A Ghanaian security officer stationed along the border with Burkina Faso told the BBC that the jihadists often crossed the border to regroup under pressure from Burkina Faso’s military – and they also used the country to smuggle weapons, food and fuel.
“This is dangerous for Ghana. They are hiding in towns like Pusiga. Residents of border communities are worried because there is no tight security there,” he added.
In a report published in July, externalThe think tank of the Netherlands Institute of International Affairs said “the lack of actual attacks on Ghanaian soil appears to be a result of JNIM’s calculation not to disrupt supply lines and rest areas, and not to provoke a relatively strong army.”
“The examples of people who have been spared by JNIM by showing their Ghanaian IDs are consistent with this reading,” the report added.
Most Ghanaians are Christian, but the population near the border with Burkina Faso is largely Muslim – and parts of the region are also riven by ethnic tensions, raising fears that jihadists could use them to their advantage.
The think tank said JNIM had tried in a “very small number” of cases to recruit or incite Ghana’s small, mainly Muslim Fulani community to carry out attacks.
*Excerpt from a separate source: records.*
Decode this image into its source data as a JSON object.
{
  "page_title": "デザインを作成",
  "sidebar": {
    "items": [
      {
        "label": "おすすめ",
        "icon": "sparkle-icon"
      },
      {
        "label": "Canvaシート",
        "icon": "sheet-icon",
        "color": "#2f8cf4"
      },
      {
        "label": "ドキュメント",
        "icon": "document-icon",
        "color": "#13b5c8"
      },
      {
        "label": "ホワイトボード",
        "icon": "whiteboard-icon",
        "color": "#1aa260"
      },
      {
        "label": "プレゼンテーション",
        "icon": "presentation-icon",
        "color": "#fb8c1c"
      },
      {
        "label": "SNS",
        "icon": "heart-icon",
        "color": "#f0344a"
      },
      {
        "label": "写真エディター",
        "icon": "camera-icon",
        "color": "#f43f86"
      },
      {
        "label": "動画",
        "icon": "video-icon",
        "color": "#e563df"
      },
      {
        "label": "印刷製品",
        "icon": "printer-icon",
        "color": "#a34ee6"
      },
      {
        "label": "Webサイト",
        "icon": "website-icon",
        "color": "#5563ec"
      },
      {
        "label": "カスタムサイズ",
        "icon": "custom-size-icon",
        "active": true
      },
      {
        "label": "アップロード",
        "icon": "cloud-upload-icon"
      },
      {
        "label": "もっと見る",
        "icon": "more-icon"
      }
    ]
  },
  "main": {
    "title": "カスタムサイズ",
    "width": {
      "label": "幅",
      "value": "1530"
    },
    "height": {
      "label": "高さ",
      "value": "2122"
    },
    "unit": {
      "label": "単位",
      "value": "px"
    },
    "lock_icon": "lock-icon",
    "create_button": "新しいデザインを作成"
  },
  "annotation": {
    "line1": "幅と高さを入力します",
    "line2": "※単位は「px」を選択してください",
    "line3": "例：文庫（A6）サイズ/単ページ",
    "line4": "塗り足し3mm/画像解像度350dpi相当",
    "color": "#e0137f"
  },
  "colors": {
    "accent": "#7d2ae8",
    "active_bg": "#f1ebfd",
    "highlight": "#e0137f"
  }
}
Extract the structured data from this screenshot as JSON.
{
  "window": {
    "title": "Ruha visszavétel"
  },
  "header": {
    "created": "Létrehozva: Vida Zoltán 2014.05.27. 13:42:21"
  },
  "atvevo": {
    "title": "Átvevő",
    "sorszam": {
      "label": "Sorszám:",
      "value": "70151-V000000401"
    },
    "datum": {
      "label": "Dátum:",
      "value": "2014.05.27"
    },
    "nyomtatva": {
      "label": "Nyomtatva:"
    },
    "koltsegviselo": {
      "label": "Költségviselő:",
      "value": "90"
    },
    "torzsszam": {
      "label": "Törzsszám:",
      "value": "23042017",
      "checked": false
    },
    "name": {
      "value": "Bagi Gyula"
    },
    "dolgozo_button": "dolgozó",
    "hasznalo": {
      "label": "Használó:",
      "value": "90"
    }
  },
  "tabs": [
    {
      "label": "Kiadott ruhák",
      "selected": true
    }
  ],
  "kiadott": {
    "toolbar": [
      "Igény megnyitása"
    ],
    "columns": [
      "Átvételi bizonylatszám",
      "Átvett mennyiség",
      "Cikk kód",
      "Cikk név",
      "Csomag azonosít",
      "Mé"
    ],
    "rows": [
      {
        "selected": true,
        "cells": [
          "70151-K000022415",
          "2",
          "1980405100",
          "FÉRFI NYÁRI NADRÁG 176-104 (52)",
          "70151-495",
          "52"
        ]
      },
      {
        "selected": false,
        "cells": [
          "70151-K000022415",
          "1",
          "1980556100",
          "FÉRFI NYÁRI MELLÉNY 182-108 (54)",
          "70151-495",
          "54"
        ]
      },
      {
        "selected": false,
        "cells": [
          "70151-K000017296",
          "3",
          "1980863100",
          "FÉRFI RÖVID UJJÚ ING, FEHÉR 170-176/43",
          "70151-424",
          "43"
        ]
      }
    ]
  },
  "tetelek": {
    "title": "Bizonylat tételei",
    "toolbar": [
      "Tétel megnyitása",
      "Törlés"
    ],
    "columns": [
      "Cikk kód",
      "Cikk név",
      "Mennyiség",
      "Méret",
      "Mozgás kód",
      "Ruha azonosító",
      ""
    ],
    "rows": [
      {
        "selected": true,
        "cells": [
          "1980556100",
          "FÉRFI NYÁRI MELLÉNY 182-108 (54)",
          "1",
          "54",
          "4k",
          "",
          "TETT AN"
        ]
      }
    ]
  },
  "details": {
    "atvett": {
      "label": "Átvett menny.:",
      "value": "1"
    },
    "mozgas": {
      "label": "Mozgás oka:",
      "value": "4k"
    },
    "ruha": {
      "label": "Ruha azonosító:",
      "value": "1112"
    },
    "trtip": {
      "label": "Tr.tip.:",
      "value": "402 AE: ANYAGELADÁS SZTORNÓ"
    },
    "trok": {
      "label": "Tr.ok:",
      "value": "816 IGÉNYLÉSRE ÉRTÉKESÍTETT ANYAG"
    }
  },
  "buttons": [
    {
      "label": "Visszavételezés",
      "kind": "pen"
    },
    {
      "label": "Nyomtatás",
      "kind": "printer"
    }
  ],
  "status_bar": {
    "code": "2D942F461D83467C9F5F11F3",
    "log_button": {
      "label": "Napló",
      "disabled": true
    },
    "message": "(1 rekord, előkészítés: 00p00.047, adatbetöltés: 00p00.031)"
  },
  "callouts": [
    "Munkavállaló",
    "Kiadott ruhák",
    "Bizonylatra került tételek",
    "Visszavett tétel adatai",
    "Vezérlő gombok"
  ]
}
JNIM claimed they had been marginalized but its recruitment efforts had “minimal success” as the Fulani “knew the chaos that had engulfed the Sahel due to family networks” and did not want that to happen in Ghana, the think tank added. .
A Fulani Muslim preacher in Burkina Faso, Amadou Koufa, is one of the founders of JNIM and its second leader. It recruits most of its fighters from the Fulani community in Burkina Faso.
Rights groups have accused the military of retaliating by stigmatizing the Fulani and carrying out indiscriminate attacks on their villages in Burkina Faso.
In 2022, the French NGO Promediation said its research showed that the jihadists had recruited between 200 and 300 young Ghanaians.
While some were active in insurgency-hit countries such as Burkina Faso, others were sent back to their villages in northern Ghana to preach their “radical faith”, it added.
This could eventually lead to jihadists gaining a “firm foothold in remote and peripheral areas in the north,” the NGO said.
From 2022, Ghana is at the forefront of a Western-backed effort to create a new 10,000-strong regional force to fight an Islamist insurgency.
Tamale – the largest city in northern Ghana – is to be the headquarters of the force.
However, the headquarters has not yet been opened, and the further fate of the initiative after the division of the region between pro-Western and pro-Russian states is still unknown.
Burkina Faso – together with Mali and Niger – turned to Russia. The three countries formed their own alliance to fight the rebels, and also relied on the help of Russian mercenaries.
Ghana and other regional powers remain allied with the West.
Ghana’s military has set up bases in the north of the country, but newly installed equipment to monitor the border is not yet operational, a security official told the BBC on condition of anonymity.
However, more troops were deployed on the Burkina Faso side of the border after JNIM carried out two attacks, late last year and early this month, the officer added.
The Ghanaian government did not respond to a BBC request for comment.
However, its ambassador to Burkina Faso, Bonifacio Gambila Adagbila, told the BBC that the two countries were helping each other fight the insurgency, warning that if Burkina Faso failed, “Ghana could be next.”
Ghana’s National Democratic Congress (NDC), which will form the next government after winning elections on December 7, promised in its election manifesto to “enhance” border security with “international partners” as well as improve the country’s intelligence capabilities.
In August 2023, the European Union announced that it would supply Ghana with around 100 armored vehicles, as well as surveillance equipment such as drones, as part of a €20m ($21.6m; £16.6m) aid package.
Many civilians and refugees cross the border between Ghana and Burkina Faso on footpaths and paths to work, trade or visit relatives despite the security risks – and James said he was one of them. He was traveling all the way to Senegal on his motorcycle when he was captured.